Emoji got UNICODE-escaped for file output when running fluent-bit with Docker
Bug Report
Describe the bug
We have emojis in the log message. The emojis are carried forward in the pipeline at fluent-bit appropriately. However, in the last step, if the output is s3 or file, the emojis got UNICODE-escaped in the produced file.
To Reproduce
Create a simple test input file input.log, which contains only one line:
🌈
Run fluent-bit with Docker using file output:
docker run -it --rm -v $(pwd):/data fluent/fluent-bit:2.2.2 /fluent-bit/bin/fluent-bit -i tail -p read_from_head=true -p exit_on_eof=true -p path=/data/input.log -o file -p path=/data -p file=output.log --verbose
In the output.log file, the emoji is UNICODE-escaped:
tail.0: [1708941282.353294128, {"log":"\u1f308"}]
Expected behavior
The output should be:
tail.0: [1708941282.353294128, {"log":"🌈"}]
Your Environment
- Version used: 2.2.2
- Operating System and version: macOS Sonoma 14.3.1, but this might not be relevant
- Filters and plugins: None
- Docker version:
Client: Docker Engine - Community Version: 25.0.3 API version: 1.44 Go version: go1.21.6 Git commit: 4debf411d1 Built: Tue Feb 6 20:42:40 2024 OS/Arch: darwin/arm64 Context: default Server: Docker Engine - Community Engine: Version: 25.0.3 API version: 1.44 (minimum version 1.24) Go version: go1.21.6 Git commit: f417435 Built: Tue Feb 6 21:14:58 2024 OS/Arch: linux/arm64 Experimental: false containerd: Version: 1.6.28 GitCommit: ae07eda36dd25f8a1b98dfbf587313b99c0190bb runc: Version: 1.1.12 GitCommit: v1.1.12-0-g51d5e94 docker-init: Version: 0.19.0 GitCommit: de40ad0
Additional context
Still taking the input.log example, I succeeded with some other scenarios:
Case 1: run fluent-bit with Docker using stdout as output. --Work as expected
Command:
docker run -it --rm -v $(pwd):/data fluent/fluent-bit:2.2.2 /fluent-bit/bin/fluent-bit -i tail -p read_from_head=true -p exit_on_eof=true -p path=/data/input.log -o stdout
Output (from the log):
[0] tail.0: [[1708941170.693859307, {}], {"log"=>"🌈"}]

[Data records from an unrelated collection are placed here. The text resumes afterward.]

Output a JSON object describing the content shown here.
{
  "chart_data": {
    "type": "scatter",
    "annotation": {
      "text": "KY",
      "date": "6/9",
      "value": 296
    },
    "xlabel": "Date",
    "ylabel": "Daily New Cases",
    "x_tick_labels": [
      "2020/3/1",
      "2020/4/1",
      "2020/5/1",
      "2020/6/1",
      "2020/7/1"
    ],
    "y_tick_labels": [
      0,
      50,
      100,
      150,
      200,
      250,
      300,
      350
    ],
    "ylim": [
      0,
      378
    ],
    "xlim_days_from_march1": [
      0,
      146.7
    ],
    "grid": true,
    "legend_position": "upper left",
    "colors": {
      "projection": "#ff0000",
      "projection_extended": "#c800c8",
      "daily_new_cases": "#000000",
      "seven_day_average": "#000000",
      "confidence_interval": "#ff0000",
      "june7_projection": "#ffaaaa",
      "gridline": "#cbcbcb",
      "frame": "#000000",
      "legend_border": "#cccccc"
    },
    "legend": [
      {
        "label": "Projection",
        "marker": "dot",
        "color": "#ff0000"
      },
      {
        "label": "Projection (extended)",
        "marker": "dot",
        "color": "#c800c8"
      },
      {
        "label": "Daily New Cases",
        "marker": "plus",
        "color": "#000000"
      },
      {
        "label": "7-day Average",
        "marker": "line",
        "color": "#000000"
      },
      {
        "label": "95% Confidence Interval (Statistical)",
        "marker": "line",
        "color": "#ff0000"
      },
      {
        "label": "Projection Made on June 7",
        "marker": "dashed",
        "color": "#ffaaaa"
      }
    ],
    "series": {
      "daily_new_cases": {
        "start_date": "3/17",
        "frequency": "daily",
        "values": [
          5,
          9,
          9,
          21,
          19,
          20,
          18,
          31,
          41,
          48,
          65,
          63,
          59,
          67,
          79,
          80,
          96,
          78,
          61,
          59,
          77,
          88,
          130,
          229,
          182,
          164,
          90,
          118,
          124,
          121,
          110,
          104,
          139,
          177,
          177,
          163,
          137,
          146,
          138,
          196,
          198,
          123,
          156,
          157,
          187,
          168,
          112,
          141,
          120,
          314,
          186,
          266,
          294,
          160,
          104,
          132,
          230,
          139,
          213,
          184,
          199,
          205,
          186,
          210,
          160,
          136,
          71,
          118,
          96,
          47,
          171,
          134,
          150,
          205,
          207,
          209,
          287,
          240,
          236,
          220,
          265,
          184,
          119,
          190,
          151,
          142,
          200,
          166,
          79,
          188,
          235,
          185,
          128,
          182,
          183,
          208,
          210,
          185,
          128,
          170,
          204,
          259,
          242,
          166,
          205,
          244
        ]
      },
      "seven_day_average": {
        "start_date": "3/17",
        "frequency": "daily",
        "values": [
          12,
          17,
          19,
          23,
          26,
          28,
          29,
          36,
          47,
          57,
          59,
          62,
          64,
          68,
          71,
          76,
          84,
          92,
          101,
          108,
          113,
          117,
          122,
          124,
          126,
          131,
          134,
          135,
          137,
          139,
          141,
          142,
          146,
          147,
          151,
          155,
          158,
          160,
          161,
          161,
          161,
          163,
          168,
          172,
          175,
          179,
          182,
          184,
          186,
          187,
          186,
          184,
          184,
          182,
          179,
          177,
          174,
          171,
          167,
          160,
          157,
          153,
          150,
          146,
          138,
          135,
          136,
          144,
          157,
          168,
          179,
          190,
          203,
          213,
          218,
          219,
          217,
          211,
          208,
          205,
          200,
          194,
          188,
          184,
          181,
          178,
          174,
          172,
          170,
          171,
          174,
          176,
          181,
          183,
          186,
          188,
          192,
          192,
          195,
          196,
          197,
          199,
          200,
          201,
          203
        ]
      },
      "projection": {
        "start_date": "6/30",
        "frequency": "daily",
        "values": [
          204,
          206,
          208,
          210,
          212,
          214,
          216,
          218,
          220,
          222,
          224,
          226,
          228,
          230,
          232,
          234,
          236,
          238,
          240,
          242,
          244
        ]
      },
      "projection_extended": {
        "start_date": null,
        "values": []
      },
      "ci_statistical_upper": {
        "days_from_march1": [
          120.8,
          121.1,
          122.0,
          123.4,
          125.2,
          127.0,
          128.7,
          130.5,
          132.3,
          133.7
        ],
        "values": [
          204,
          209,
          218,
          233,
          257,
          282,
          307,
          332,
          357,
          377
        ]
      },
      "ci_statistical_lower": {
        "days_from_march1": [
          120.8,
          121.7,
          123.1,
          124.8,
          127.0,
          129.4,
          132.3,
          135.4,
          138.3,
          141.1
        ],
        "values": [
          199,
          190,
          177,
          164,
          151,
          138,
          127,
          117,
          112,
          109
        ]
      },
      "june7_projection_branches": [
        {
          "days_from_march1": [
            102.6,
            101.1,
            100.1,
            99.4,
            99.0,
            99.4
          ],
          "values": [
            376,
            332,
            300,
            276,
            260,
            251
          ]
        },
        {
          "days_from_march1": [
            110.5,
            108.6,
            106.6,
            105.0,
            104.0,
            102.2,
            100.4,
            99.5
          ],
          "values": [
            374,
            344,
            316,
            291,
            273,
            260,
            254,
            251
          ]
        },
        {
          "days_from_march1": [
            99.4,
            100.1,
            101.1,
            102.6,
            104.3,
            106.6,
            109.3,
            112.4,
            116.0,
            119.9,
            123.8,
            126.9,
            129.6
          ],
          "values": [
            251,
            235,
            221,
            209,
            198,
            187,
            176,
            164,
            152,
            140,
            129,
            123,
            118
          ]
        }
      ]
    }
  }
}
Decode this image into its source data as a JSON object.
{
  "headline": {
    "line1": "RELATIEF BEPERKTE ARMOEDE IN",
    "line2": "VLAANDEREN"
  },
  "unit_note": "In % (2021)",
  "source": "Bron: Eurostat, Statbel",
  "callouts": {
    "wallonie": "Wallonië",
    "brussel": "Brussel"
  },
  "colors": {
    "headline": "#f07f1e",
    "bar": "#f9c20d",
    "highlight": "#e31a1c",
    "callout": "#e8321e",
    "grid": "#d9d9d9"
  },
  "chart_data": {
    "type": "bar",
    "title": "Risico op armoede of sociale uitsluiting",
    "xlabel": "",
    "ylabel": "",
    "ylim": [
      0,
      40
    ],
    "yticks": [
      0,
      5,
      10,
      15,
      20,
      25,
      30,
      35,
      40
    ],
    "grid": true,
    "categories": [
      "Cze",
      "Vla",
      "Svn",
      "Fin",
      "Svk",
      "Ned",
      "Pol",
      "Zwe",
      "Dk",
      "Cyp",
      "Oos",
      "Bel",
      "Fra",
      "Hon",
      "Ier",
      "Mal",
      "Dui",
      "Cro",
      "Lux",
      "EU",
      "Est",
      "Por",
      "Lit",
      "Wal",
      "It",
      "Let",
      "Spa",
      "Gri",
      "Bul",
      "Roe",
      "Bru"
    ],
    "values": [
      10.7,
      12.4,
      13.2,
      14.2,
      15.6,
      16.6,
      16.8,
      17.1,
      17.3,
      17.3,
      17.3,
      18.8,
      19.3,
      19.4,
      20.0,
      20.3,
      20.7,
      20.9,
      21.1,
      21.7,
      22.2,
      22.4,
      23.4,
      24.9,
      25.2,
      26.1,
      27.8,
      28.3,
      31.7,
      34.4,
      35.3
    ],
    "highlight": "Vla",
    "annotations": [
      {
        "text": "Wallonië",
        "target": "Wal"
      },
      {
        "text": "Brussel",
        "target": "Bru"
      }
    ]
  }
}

Case 2: run fluent-bit without Docker using file as output. --Work as expected
Command:
fluent-bit -i tail -p read_from_head=true -p exit_on_eof=true -p path=input.log -o file -p file=output.log --verbose
Output (from output.log file):
tail.0: [1708941936.998975000, {"log":"🌈"}]
I also tried to build the image by taking debian:bullseye-slim as the base image. Installed locales:
apt-get -qq install --no-install-recommends locales && \
echo "en_US.UTF-8 UTF-8" > /etc/locale.gen && \
dpkg-reconfigure --frontend=noninteractive locales && \
update-locale LANG=en_US.UTF-8
and set the environment variables accordingly in the Dockerfile:
ENV LANG en_US.UTF-8
ENV LANGUAGE en_US.UTF-8
ENV LC_ALL en_US.UTF-8
It did not change the result.
Confirmed that the issue exists for the following env.
OS: Amazon Linux 2023 arm
fluent bit: [fluent bit] version=3.0.3
BTW, if I change the os arch to x86, the issue disappeared...
Build with -fsigned-char on arm resolves this issue.
@RamaMalladiAWS sorry, that's a cmake flag right? I think we need to add this to AWS for Fluent Bit distro. Would you like to submit the github commit for the diff of the change?
@RamaMalladiAWS sorry, that's a cmake flag right? I think we need to add this to AWS for Fluent Bit distro. Would you like to submit the github commit for the diff of the change?
Yes, I can do.
I submitted PR: https://github.com/fluent/fluent-bit/pull/8851.
This issue is stale because it has been open 90 days with no activity. Remove stale label or comment or this will be closed in 5 days. Maintainers can add the exempt-stale label.
We are waiting on merge of PR: https://github.com/fluent/fluent-bit/pull/8851.
This issue is stale because it has been open 90 days with no activity. Remove stale label or comment or this will be closed in 5 days. Maintainers can add the exempt-stale label.
This issue was closed because it has been stalled for 5 days with no activity.
@ensean Hey, just wanted to thank you for this
Confirmed that the issue exists for the following env.
OS: Amazon Linux 2023 arm fluent bit: [fluent bit] version=3.0.3 BTW, if I change the os arch to x86, the issue disappeared...
I was going crazy with Fluenbit escaping my emojis and redeploying my app using x86 fixed the issue.